To counter that request, lawyers representing the Walt Disney Company have asked that Walker remains on the case stating that DeSantis and the Central Florida Tourism Oversight Board have “prescribed a hair-triggered disqualification standard” to Walker.
Disney’s lawyers argued:
Judges are not prohibited from referring accurately to widely-reported news events during oral arguments, nor must they disqualify themselves if cases related to those events happen to come before them months later. Disqualification is allowed only if the prior comments expose an incapacity on the judge’s part to consider the new case on its own merits. The comments here come nowhere close to that standard.
Walker has commented about the ongoing feud between Governor DeSantis and Disney. The DeSantis team believes his remarks gave “an appearance of partiality that would lead a reasonable observer to question whether the court is predisposed to ruling that the state retaliated against Disney.”
Last week, DeSantis’ legal team also requested that the case against him and the Central Florida Tourism Oversight Board be thrown out, but Walker said there would be a ruling on him staying on as judge before he ruled on throwing the case out. In a strange twist of legal fate, it will be Walker who will rule on his impartiality.

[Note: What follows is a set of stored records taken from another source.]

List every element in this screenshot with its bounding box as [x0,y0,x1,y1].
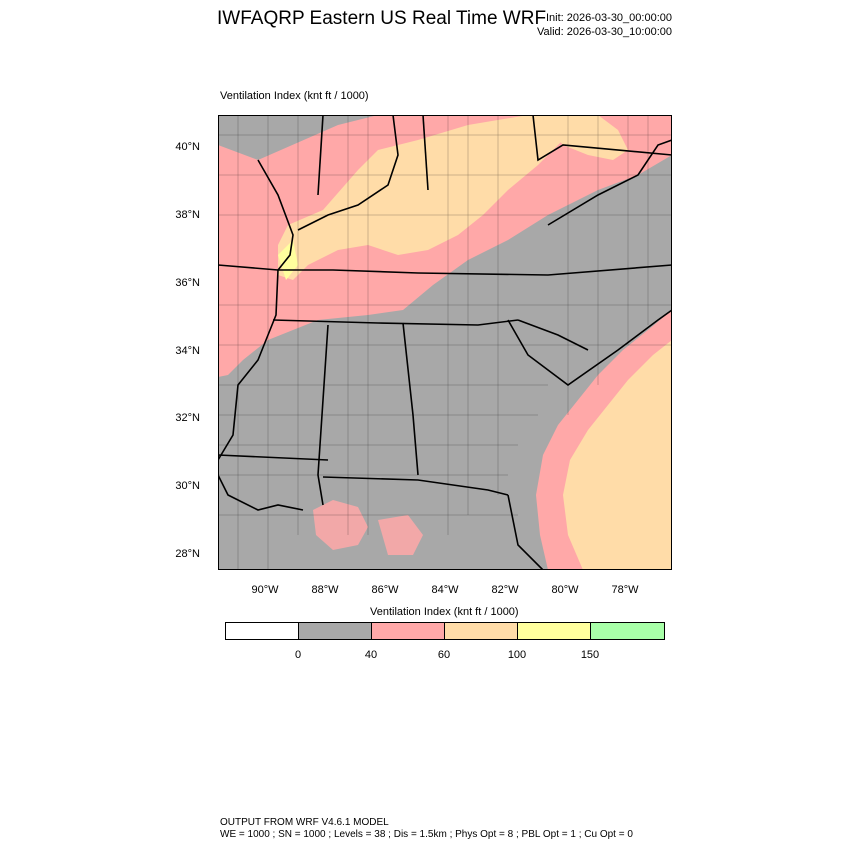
colorbar [225,622,665,640]
state-boundaries [218,115,672,570]
gulf-pink-patch-2 [378,515,423,555]
lon-label-84w: 84°W [431,584,459,596]
field-label: Ventilation Index (knt ft / 1000) [220,90,369,102]
colorbar-tick-60: 60 [437,649,451,661]
pink-band-region [218,115,672,377]
ohio-river-line [297,115,399,231]
lon-label-90w: 90°W [251,584,279,596]
colorbar-tick-100: 100 [507,649,527,661]
colorbar-segment-yellow [518,623,591,639]
colorbar-segment-tan [445,623,518,639]
init-time: Init: 2026-03-30_00:00:00 [546,12,672,24]
lon-label-82w: 82°W [491,584,519,596]
colorbar-segment-green [591,623,664,639]
map-border [218,115,672,570]
la-ms-line [218,454,329,461]
lon-label-80w: 80°W [551,584,579,596]
lon-label-78w: 78°W [611,584,639,596]
il-in-line [317,115,324,196]
lon-label-88w: 88°W [311,584,339,596]
colorbar-segment-pink [372,623,445,639]
oh-wv-pa-line [532,115,672,162]
page-title: IWFAQRP Eastern US Real Time WRF [217,8,547,29]
map-canvas [218,115,672,570]
colorbar-tick-150: 150 [580,649,600,661]
lat-label-30n: 30°N [175,480,200,492]
lat-label-28n: 28°N [175,548,200,560]
colorbar-tick-40: 40 [364,649,378,661]
lat-label-36n: 36°N [175,277,200,289]
map-panel [218,115,672,570]
lon-label-86w: 86°W [371,584,399,596]
colorbar-title: Ventilation Index (knt ft / 1000) [370,606,519,618]
footer-config-line: WE = 1000 ; SN = 1000 ; Levels = 38 ; Di… [220,829,633,840]
lat-label-32n: 32°N [175,412,200,424]
tan-ocean-region [563,340,672,570]
colorbar-segment-white [226,623,299,639]
footer-model-line: OUTPUT FROM WRF V4.6.1 MODEL [220,817,389,828]
fl-east-coast [507,494,544,570]
colorbar-tick-0: 0 [294,649,302,661]
lat-label-38n: 38°N [175,209,200,221]
gulf-pink-patch-1 [313,500,368,550]
sc-nc-coast [507,309,672,386]
lat-label-34n: 34°N [175,345,200,357]
tan-region-north [278,115,563,280]
in-oh-line [422,115,429,191]
colorbar-segment-gray [299,623,372,639]
county-grid [218,115,672,570]
valid-time: Valid: 2026-03-30_10:00:00 [537,26,672,38]
louisiana-coast [218,474,304,511]
lat-label-40n: 40°N [175,141,200,153]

Disney is suing the Governor after he and the Florida Legislature stripped Disney of its self-governing rights through the Reedy Creek Improvement District. Disney is accusing the Governor of retaliating against the company for its stance on Florida’s controversial “Don’t Say Gay” law.
This week, Governor DeSantis announced he would run for the Republican nomination for President of the United States. In his speech, he once again chastised Disney for its lawsuit.
Disney’s lawsuit will continue while Florida Gov Ron DeSantis runs for President, and most likely well beyond that.